Er geht zurück ins Wohnzimmer. Auf dem Sekretär thront eine Adlerschreibmaschine, daneben steht ein Telefon. Schlafzimmer, Küche, Bad, Wohnzimmer – Robert schätzt die Wohnung auf mindestens achtzig Quadratmeter. Die Zimmer sind alle vom Flur aus zu erreichen und miteinander verbunden. Das sind einige Meter, die er zurücklegen kann, wenn er nachdenken muss: Im Kreis laufen befeuert seinen Geist. Die Wohnung ist viel zu groß, zu protzig.
»Ich sollte nicht hier sein!«
Er setzt sich an den Sekretär, schiebt die Adler zur Seite und knallt den Hefter auf das blank polierte Holz. Er springt auf, hat eine Entscheidung gefällt.
»Nein!«, schreit er durch die Wohnung. »Verdammt, das können die nicht mit mir machen! Ich bin der Robert Bennett! Sohn von James Bennett.«
Ein einziges Mal in seinem Leben will er einen wirklichen Nutzen davon haben, ein Mal soll ihm die Tatsache, der Sohn eines Helden zu sein, zum Vorteil gereichen. Er reißt den Hörer von der Gabel, wählt die Vermittlung, lässt sich mit dem amerikanischen Fernwähldienst verbinden. Er wird seinen Vater bitten, ihn nach Hause zu holen, er soll, er muss seinen Einfluss geltend machen. Morgan beruft sich auf Adenauer? Sein Vater spielt mit dem Präsidenten der Vereinigten Staaten von Amerika Golf. Wer hat wohl die größere Macht? Robert hat genug für sein Land getan. Und genug getötet. Schreie hallen durch seinen Kopf. Er schüttelt ihn heftig, damit sie schweigen. Eine junge Frau meldet sich.

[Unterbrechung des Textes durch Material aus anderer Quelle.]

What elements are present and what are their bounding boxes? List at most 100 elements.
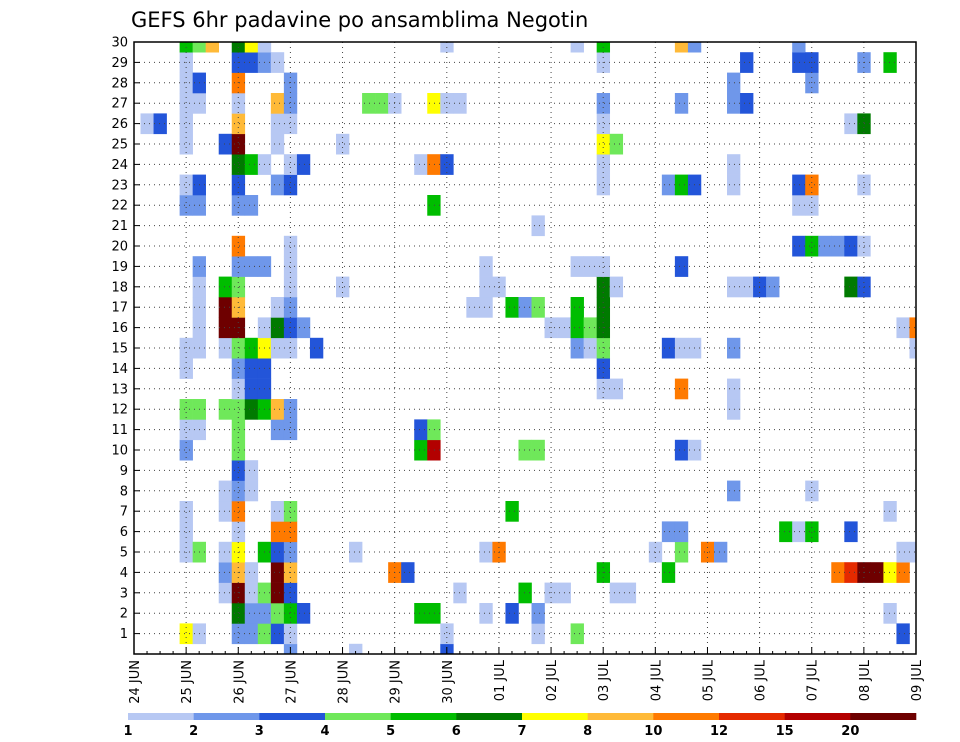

»Guten Tag, Sir. Bitte nennen Sie mir Ihre Zuteilungsnummer oder Ihre Dienstnummer.«
In der Leitung knackt es, leises Rauschen läuft im Hintergrund mit. »Counter Intelligence Corps; Bennett, Robert; Major, OA 75683457.«
»Vielen Dank, Major Bennett, bitte warten Sie einen Moment.«
Robert wirft einen Blick auf den Hefter. Die Vermittlerin wird anhand einer Liste, die wöchentlich aktualisiert wird, nachsehen, welche Verbindungen sie für Robert herstellen darf. Nur innerstädtisch, nur innerhalb der amerikanischen Zone, deutschlandweit oder international? Robert hört Papier rascheln. Er schlägt den Deckel des Hefters auf. Der Auftrag lautet: »Cleanen Sie Sigfried Heiderer.«
Den Namen Heiderer hat Robert schon gehört, ein Alt-Nazi, der in Deutschland in den Diensten des FBI steht. Mehr weiß er nicht über ihn. Es gibt einfach zu viele Nazis, und von einigen sind die FBI-Akten gesperrt. Heiderer gehört dazu, das geht aus einem Vermerk hervor.
Robert liest weiter. Heiderer war Ost-Experte, Kommandant des Bataillons Ostmark, bestehend aus Ukrainern, beteiligt am Massaker von Lemberg, an der Erschießung von Juden und Kriegsgefangenen. Das Bataillon rückte als Erstes ein und ist angeblich für Hunderte Morde verantwortlich.